Animasyros7 awards were given as follows:
1. Grand prize of Animasyros 7.0 was given to “Historia de un oso” from Chile
2. Special Mention to a Greek Film in Student Competition Program was given to “Man in a box” by Ilias Papastamatiou
3. Special Mention in Student Competition was given to “Mythopolis” by Alexandra Hetmerova from Czech Republic
4. Best Student Film was given to “My stuffed granny” by Effie Pappa from the UK
5. Special Mention to a Greek film in International Competition Program was given to “Dinner for few” by Nassos Vakalis
6. Special Mention to a film in International Competition Program was given to “Canis” by Marc Riba & Anna Solanas

In 2014 the festival was accompanied by special tributes targeted both to raise the awareness of the public opinion and to disseminate the perspective of the big schools of European animation to the festival's audience. The festival honored in 2014 women creators as well as the female element in the art of animation. Therefore, a tribute to gender equality was carried out under the auspices of the General Secretariat for Gender Equality and the American Embassy in Athens. The tribute entitled “Woman in Anima” included movies screenings by internationally renowned artist Signe Baumane, whose work is focused on modern woman issues, such as the recently awarded film “Rocks in my pockets”, as well as movies like “Sita sings the blues” by Nina Paley. Furthermore, the festival hosted this year special and enriched tributes with European orientation. With the support of the Institut Francais de Athenes (IFA), the festival realized a tribute to the great creator of animation movies Jacques-Rémy Girerd, founder of the famous studio Folimage. With reference to the north of Europe other significant events were also held within the festival; the tribute to Animafest Zagreb from Croatia, which since its establishment in 1972 is the second oldest animation festival in Europe, as well as the tributes to Tallinn Black Nights Film Festival and to Animated Dreams sub-festival, which both count more than fifteen years of active presence and come from the particularly active in animation production country of Estonia.

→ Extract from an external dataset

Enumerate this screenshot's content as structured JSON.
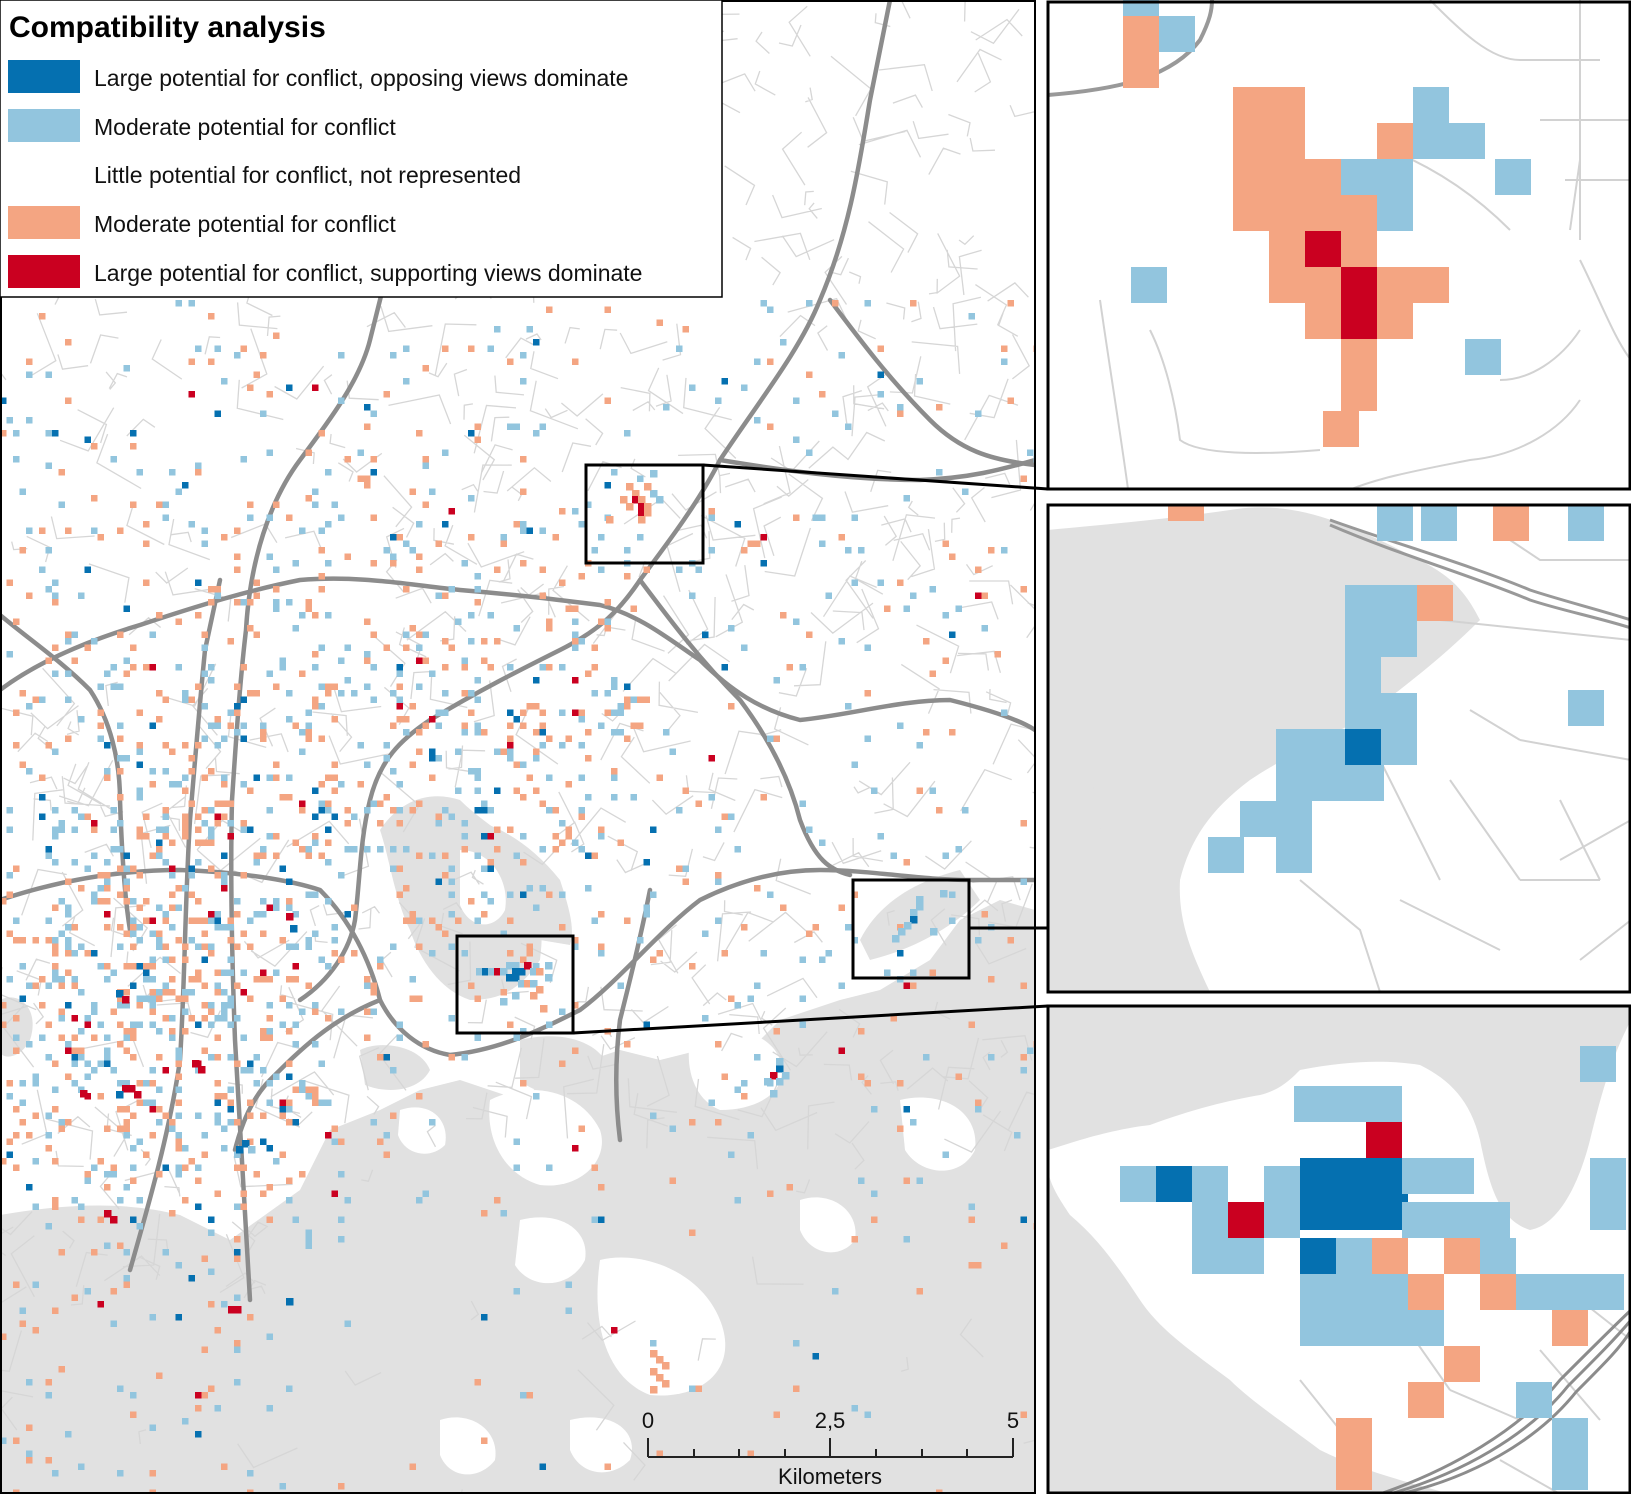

== Animasyros and European Cultural Capital 2021 Project ==
In the summer of 2014 the first contacts between Animasyros and local authorities of Syros began in order to discuss the possibility of Animasyros involvement in the preparation proceedings of the nomination of the Municipality of Syros as Cultural Capital of Europe 2021. In October 2014, an official task group was created with the participation of the local authorities as well as institutions linked to cultural and touristic affairs, so as a nomination proposal entitled “Syros- Cyclades 2021 – Cultural Capital of Europe” to be formed. Animasyros became part of this group and now works towards drafting and promoting the nomination, recognizing the uniqueness of Hermoupolis as well as of the whole archipelago as an integral monument of European cultural reference. At the same time, Animasyros strongly supports every initiative taken by the Municipality in its effort to get the historic site of Hermoupolis and the medieval settlement of Ano Syros included in the Unesco World Heritage List as the 18th Greek monument.